Over the past few days, a crack seems to be opening in the ice, and the peace process has a chance to be revived.

The peace process between Israel and the Palestinians has become an empty phrase since Israel's elections, interchangeable with the word "daydreaming." On the Israeli side, Prime Minister Benjamin Netanyahu has insisted on conditions that will prevent a renewal of the process such as Palestinian recognition of Israel as a Jewish state, or not freezing construction in East Jerusalem. On the Palestinian side, President Mahmoud Abbas has insisted on freezing all Israeli construction over the Green Line, even after Washington gave Israel "discounts."

Over the past few days, a crack seems to be opening in the ice, and the peace process has a chance to be revived. Netanyahu met with Egyptian President Hosni Mubarak, presented the outlines of a plan and was even praised by the Egyptian foreign ministry. Abbas is also willing to move ahead; reports from his visits to Saudi Arabia and Egypt indicate that he is ready to be more flexible in his conditions.
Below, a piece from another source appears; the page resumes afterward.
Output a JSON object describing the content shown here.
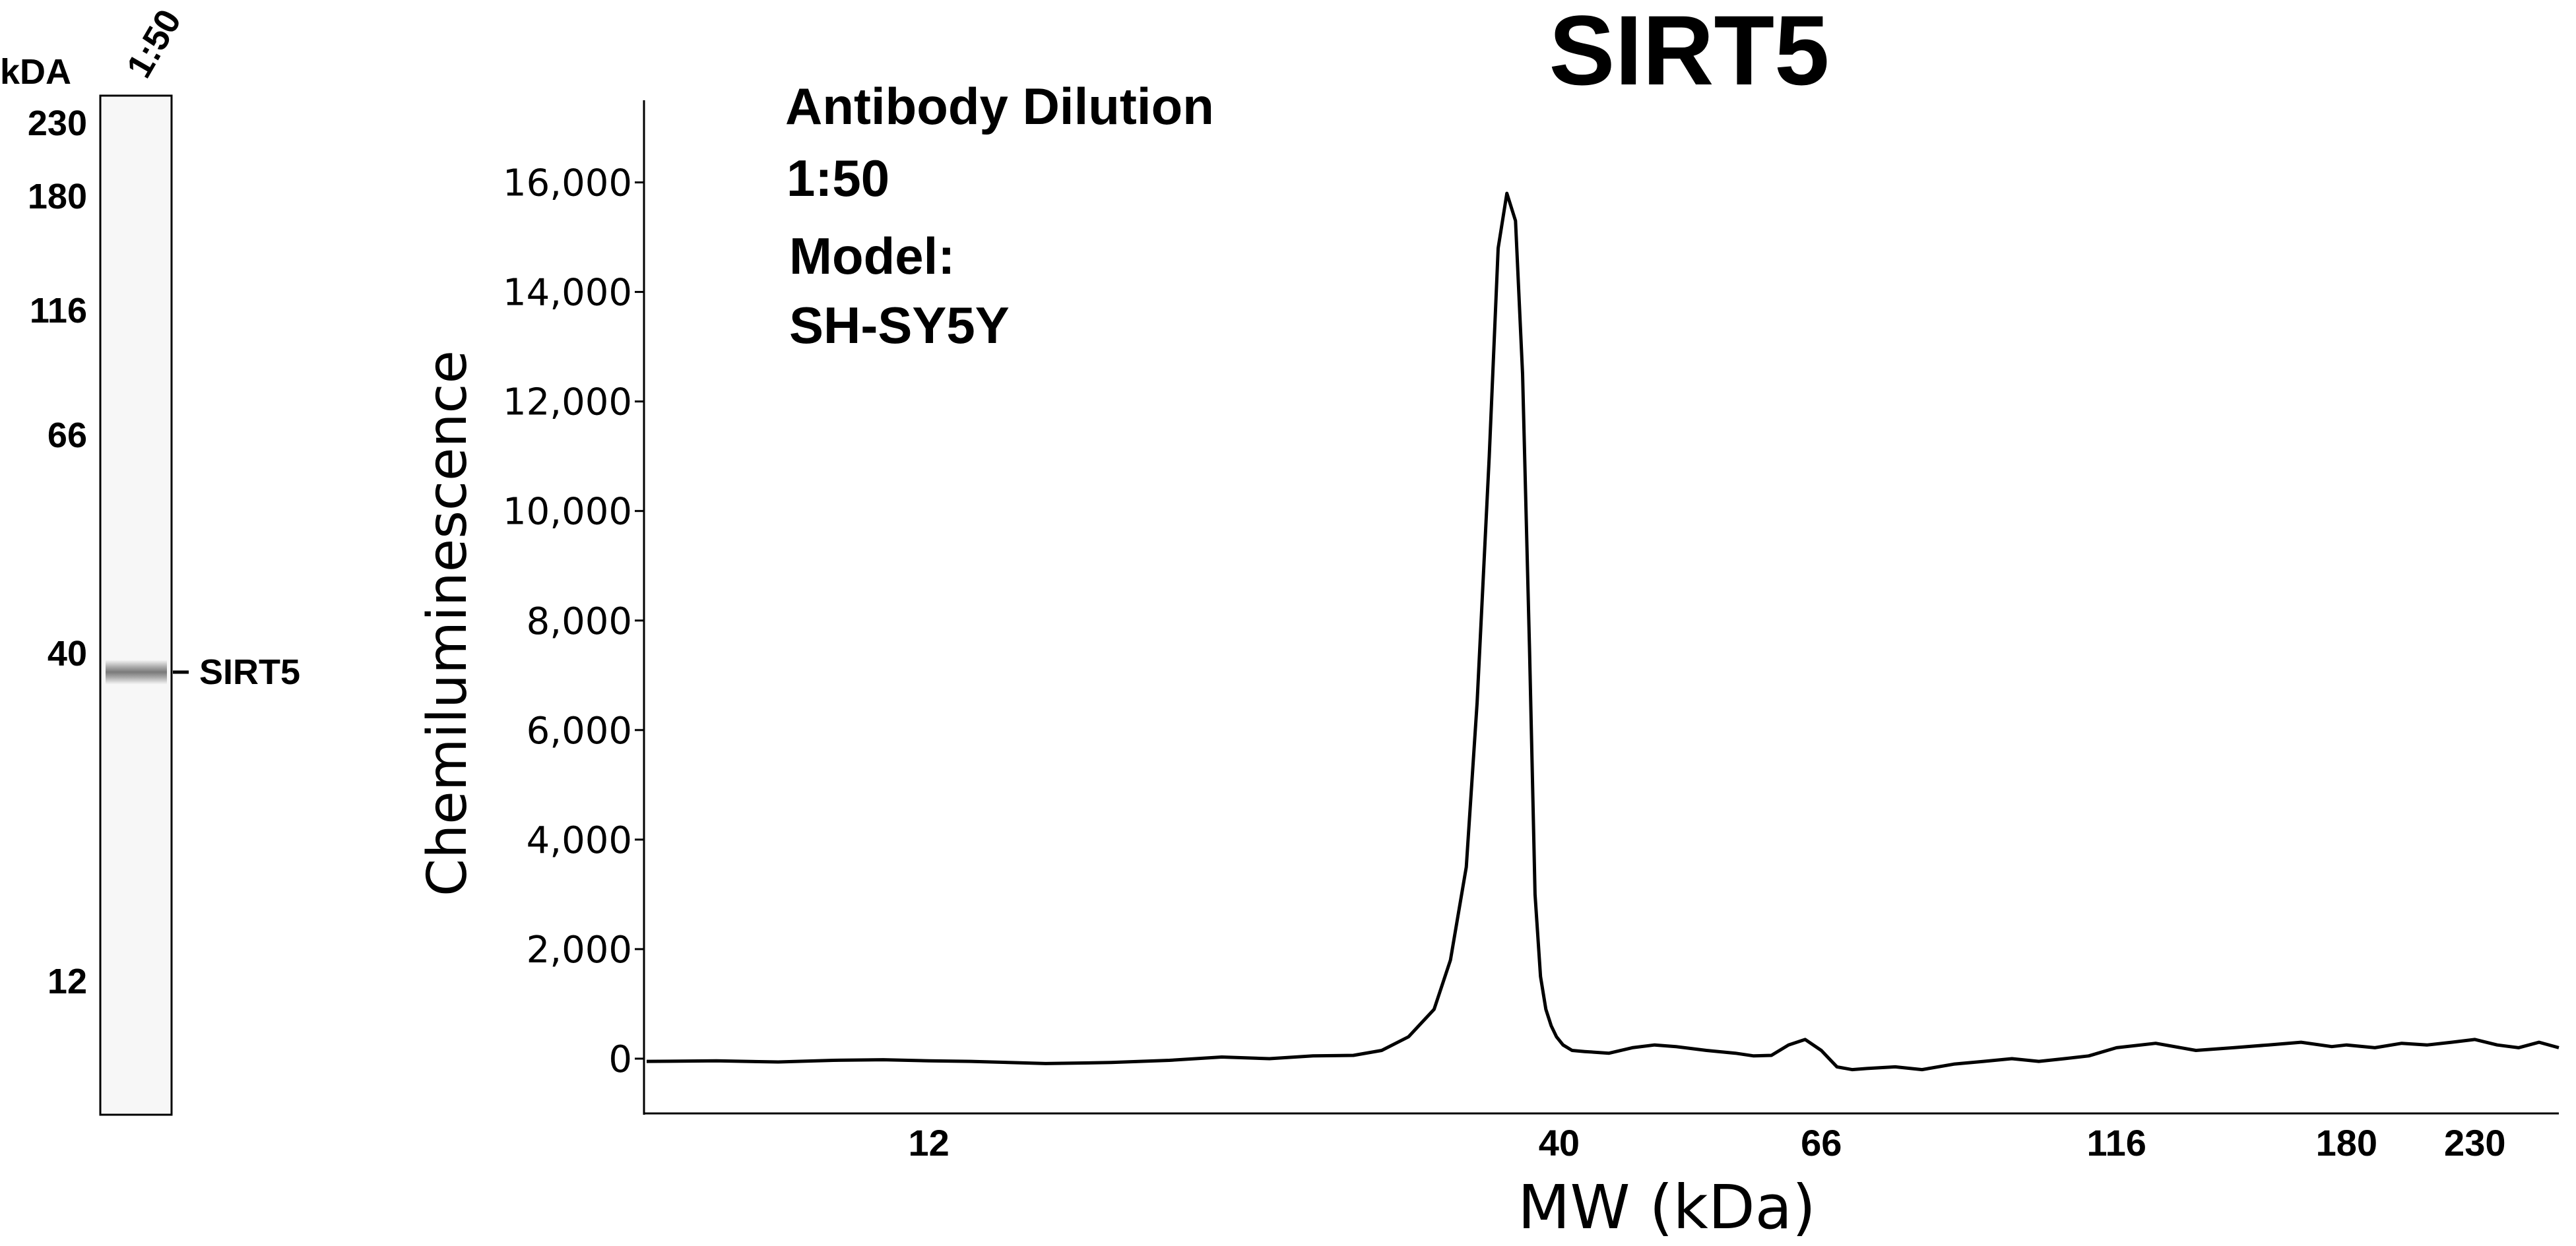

These positive signs must be encouraged, because when peace talks are frozen they are replaced by another, more threatening and dangerous dialogue. It's not just a question of whether there will be a third intifada, a discussion that is gaining sway on both the Israeli and Palestinian sides. It's a matter of renewed terror in the West Bank, which has enjoyed relative quiet under the control of the Palestinian security forces.

This calm can flourish if it is nourished by the hope of a better future. A lack of diplomatic prospects could generate a new wave of terror, as the head of the Shin Bet secur ity service, Yuval Diskin, warned last week. Experienced Israelis and Palestinians are all too familiar with this formula. So we must try immediately to revive the negotiations. The parties know full well what the disputes are and which agreements have been reached in the past. They especially understand the danger if the diplomatic stalemate continues.

Abbas and Netanyahu must sweep away preconditions to renew the talks, even if such conditions are justified. A construction freeze in the settlements, even if it is not total, and adopting the two-state principle are appropriate incentives to get the Palestinians back to the table. Palestinian security control of the West Bank is the "goods" Israel has always demanded. Now is the time to resuscitate the road map's other conditions and begin a new stage in the peace process.